Researchers using data from the World Bank’s Doing Business Report on the cost of bureaucratic red tape have found that billions of dollars could be saved if governments apply best practices in regulating businesses.
The study is not disaggregated by country or region, and thus, it is difficult to decipher from the report the relative cost of bureaucracy to Jamaica. The Statistical Institute of Jamaica said it has no such data for the island.
However, in an interview with The Gleaner last week, Chung said that in looking at the costs, one could “think about the fact that people come here to do business, and because of the bureaucracy, they leave and go somewhere else”.

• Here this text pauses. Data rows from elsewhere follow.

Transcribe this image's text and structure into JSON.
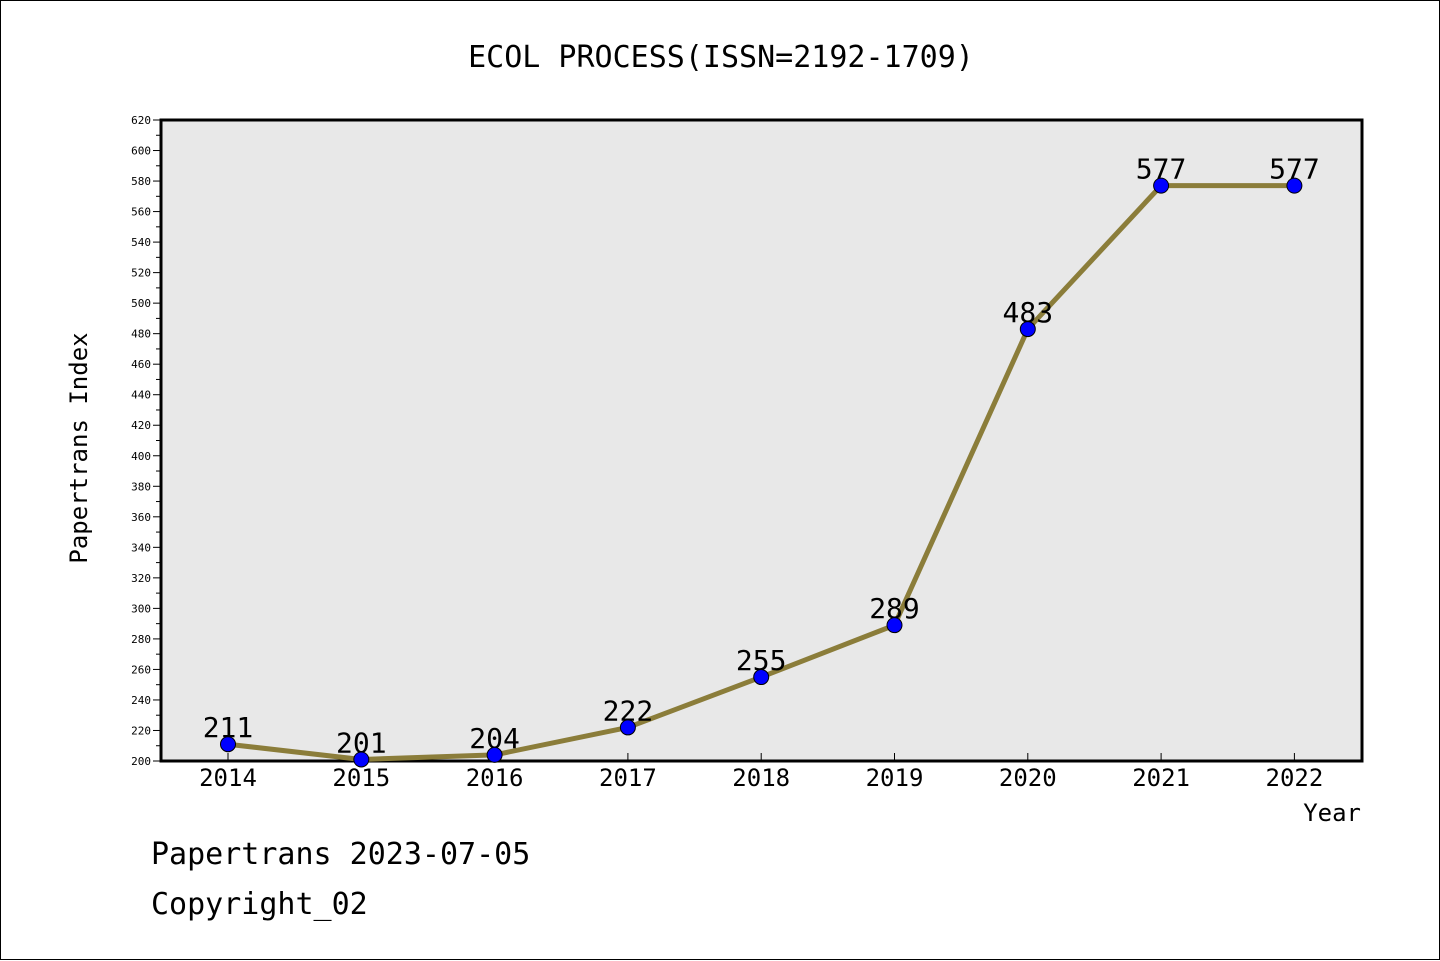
{
  "chart_data": {
    "type": "line",
    "title": "ECOL PROCESS(ISSN=2192-1709)",
    "xlabel": "Year",
    "ylabel": "Papertrans Index",
    "x": [
      "2014",
      "2015",
      "2016",
      "2017",
      "2018",
      "2019",
      "2020",
      "2021",
      "2022"
    ],
    "series": [
      {
        "values": [
          211,
          201,
          204,
          222,
          255,
          289,
          483,
          577,
          577
        ]
      }
    ],
    "data_labels": [
      "211",
      "201",
      "204",
      "222",
      "255",
      "289",
      "483",
      "577",
      "577"
    ],
    "ylim": [
      200,
      620
    ],
    "yticks": [
      200,
      220,
      240,
      260,
      280,
      300,
      320,
      340,
      360,
      380,
      400,
      420,
      440,
      460,
      480,
      500,
      520,
      540,
      560,
      580,
      600,
      620
    ],
    "grid": false,
    "colors": {
      "line": "#8B7D3A",
      "marker": "#0000FF",
      "plot_background": "#E8E8E8"
    }
  },
  "footer": {
    "line1": "Papertrans 2023-07-05",
    "line2": "Copyright_02"
  }
}
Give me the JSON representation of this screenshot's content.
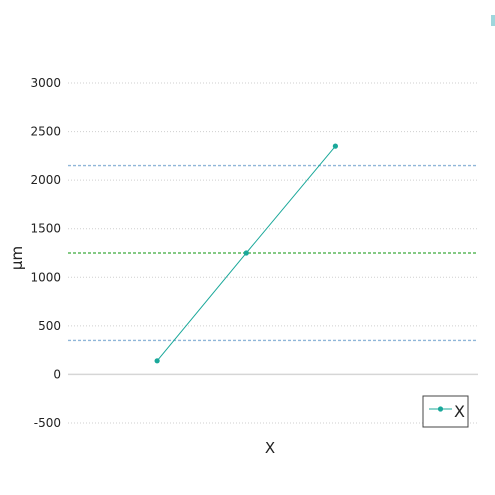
{
  "chart_data": {
    "type": "line",
    "title": "",
    "xlabel": "X",
    "ylabel": "μm",
    "ylim": [
      -500,
      3000
    ],
    "y_ticks": [
      {
        "value": -500,
        "label": "-500"
      },
      {
        "value": 0,
        "label": "0"
      },
      {
        "value": 500,
        "label": "500"
      },
      {
        "value": 1000,
        "label": "1000"
      },
      {
        "value": 1500,
        "label": "1500"
      },
      {
        "value": 2000,
        "label": "2000"
      },
      {
        "value": 2500,
        "label": "2500"
      },
      {
        "value": 3000,
        "label": "3000"
      }
    ],
    "grid": "horizontal-dotted",
    "x": [
      1,
      2,
      3
    ],
    "xlim": [
      0,
      4.6
    ],
    "series": [
      {
        "name": "X",
        "values": [
          140,
          1250,
          2350
        ],
        "color": "#1aa89a"
      }
    ],
    "reference_lines": [
      {
        "value": 2150,
        "color": "#8fb6d8",
        "style": "dashed"
      },
      {
        "value": 1250,
        "color": "#3aaa3a",
        "style": "dashed"
      },
      {
        "value": 350,
        "color": "#8fb6d8",
        "style": "dashed"
      }
    ],
    "legend": {
      "position": "bottom-right"
    }
  }
}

He cited, for example, the proposed divestment of the Riverton landfill in St Andrew, which the Government has been contemplating for the last four years, but which has not materialised despite huge interest in operating the business.
“I know of one investor who wanted to put US$900 million into it,” said Chung, adding that “that just shows the amount of money we lose because of bureaucracy.”
So you [are] talking about four to five years waiting [for] an investment that, because of bureaucratic issues, we could have had, when you look at impact and everything over the time, maybe US$1 billion worth of investment in the economy and better garbage collection happening already, and that itself has a cost.